There are a number of other players along the way, including wholesalers, health insurers, pharmacies, and pharmacy benefit managers (PBMs).
The pharmaceutical industry and other critics have pointed to PBMs as one of the main reasons for the sharp increase in drug spending in the United States. These intermediaries manage drug benefits on behalf of Medicare drug plans, private insurers, and other payers.
“The information contained in the [House] the committee’s report reflects a limited picture of the efforts of our company and other companies to manage [drug] access to the form,” a NovoNordisk spokesperson said, adding that “too often health insurance fails people with chronic conditions.”
The Republicans on the House Oversight Committee released their own report focused on the role of PBMs in driving up drug costs, saying PBMs “use their leverage in the market to increase profits, not reduce costs to consumers”.
Some research shows that PBMs and other intermediaries have an impact on prescription drug spending.
In one such study, Karen Van Nuys, PhD, executive director of the Value of Life Sciences Innovation research program at the USC Schaeffer Center for Health Policy & Economics, and her colleagues looked at spending on insulin between 2014 and 2018.

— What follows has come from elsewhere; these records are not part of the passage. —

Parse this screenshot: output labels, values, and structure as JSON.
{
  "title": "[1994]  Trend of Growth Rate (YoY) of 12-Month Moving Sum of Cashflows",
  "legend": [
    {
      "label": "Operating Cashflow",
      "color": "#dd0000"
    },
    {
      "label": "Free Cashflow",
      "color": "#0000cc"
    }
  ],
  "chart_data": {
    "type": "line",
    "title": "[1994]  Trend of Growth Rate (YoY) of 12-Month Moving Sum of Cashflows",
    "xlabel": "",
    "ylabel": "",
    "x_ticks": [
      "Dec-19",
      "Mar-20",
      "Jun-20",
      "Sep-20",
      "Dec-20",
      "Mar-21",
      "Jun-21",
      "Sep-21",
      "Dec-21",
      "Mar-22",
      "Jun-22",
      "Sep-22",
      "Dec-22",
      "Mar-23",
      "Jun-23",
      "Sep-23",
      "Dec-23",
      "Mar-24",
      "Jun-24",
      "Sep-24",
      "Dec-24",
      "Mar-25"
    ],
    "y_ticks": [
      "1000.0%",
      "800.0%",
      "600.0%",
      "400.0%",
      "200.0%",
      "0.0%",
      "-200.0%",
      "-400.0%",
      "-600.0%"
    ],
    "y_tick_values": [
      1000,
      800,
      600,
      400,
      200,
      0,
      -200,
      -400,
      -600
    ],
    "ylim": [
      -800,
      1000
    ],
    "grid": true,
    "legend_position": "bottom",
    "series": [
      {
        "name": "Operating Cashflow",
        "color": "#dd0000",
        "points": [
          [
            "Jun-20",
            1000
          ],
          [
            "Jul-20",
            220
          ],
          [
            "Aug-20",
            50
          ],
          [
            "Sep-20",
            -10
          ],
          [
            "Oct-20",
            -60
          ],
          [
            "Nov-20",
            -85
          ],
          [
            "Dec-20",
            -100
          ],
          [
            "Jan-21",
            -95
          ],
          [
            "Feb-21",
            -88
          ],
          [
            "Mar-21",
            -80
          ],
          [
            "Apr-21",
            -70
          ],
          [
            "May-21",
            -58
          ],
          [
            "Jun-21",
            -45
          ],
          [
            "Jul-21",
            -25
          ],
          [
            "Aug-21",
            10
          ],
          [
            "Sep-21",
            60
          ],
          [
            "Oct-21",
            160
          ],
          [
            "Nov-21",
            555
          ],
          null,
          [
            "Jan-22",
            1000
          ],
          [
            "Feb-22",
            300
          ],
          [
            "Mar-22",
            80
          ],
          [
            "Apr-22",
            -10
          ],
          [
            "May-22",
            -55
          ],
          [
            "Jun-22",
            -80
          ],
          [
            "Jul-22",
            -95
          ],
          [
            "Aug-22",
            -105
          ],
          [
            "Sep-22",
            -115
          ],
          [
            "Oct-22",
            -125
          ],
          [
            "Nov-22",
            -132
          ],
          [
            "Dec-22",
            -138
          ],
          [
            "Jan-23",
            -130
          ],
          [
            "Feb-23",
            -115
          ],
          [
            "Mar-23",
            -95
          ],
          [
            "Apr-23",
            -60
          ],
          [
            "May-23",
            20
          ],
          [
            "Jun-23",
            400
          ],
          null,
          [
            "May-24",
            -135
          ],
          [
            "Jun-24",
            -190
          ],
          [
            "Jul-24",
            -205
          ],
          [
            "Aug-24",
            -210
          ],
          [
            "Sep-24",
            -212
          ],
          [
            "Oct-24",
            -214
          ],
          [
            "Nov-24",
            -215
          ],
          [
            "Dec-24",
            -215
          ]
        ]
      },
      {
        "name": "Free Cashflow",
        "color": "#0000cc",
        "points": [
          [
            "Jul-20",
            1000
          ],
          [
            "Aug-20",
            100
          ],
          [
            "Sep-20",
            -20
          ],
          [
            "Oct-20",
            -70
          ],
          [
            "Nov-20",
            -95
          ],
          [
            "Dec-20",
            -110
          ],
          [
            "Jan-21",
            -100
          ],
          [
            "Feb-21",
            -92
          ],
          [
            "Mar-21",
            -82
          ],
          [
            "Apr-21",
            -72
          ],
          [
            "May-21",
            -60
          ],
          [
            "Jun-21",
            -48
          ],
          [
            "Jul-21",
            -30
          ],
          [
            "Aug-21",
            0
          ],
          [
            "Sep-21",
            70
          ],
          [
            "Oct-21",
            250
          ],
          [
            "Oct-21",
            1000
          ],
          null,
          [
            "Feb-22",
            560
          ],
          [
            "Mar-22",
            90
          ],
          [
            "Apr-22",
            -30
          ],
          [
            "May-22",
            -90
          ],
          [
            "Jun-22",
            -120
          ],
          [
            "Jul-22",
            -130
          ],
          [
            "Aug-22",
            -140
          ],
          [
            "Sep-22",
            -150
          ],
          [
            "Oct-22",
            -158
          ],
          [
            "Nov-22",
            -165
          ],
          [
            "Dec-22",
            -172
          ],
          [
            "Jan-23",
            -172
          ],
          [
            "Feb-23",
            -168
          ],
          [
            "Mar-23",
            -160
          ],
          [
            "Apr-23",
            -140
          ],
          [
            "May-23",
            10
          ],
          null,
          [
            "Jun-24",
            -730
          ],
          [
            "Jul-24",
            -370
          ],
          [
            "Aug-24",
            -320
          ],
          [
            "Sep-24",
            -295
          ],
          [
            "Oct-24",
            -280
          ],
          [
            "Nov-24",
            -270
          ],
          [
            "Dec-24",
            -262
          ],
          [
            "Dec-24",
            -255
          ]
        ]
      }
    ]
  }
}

Their research was published last year in
They found that although the list price of insulin increased between 2014 and 2018, the total amount spent on insulin in the United States remained relatively stable over those 5 years.
However, the net price received by drug manufacturers decreased by 31% during this period. In contrast, intermediaries, such as PBMs and pharmacies, earned a larger share of overall insulin spending.
For every $100 spent on insulin in 2014, manufacturers received $70 and supply chain intermediaries received $30. By 2018, the share received by manufacturers had fallen to $47, with intermediaries now receiving $53.
“It’s a very different story than where you just focus on manufacturers and wholesale acquisition cost. [or list price]said Van Nuys. “Manufacturers are actually taking a lot less in 2018 than they did in 2014 to produce the same [insulin] product.”
“And the middlemen take a lot more of it, to the point that in 2018 more than half of what we spend on insulin doesn’t go to the manufacturer, but actually goes to the middlemen.”
Van Nuys said finding a long-term solution to high drug costs in the United States requires a more holistic approach than the House committee’s report, which focuses primarily on manufacturers.
“They weren’t even looking for problems in the rest of the supply chain,” she said. “But if you only focus on one agent, you’re going to miss half the problem.”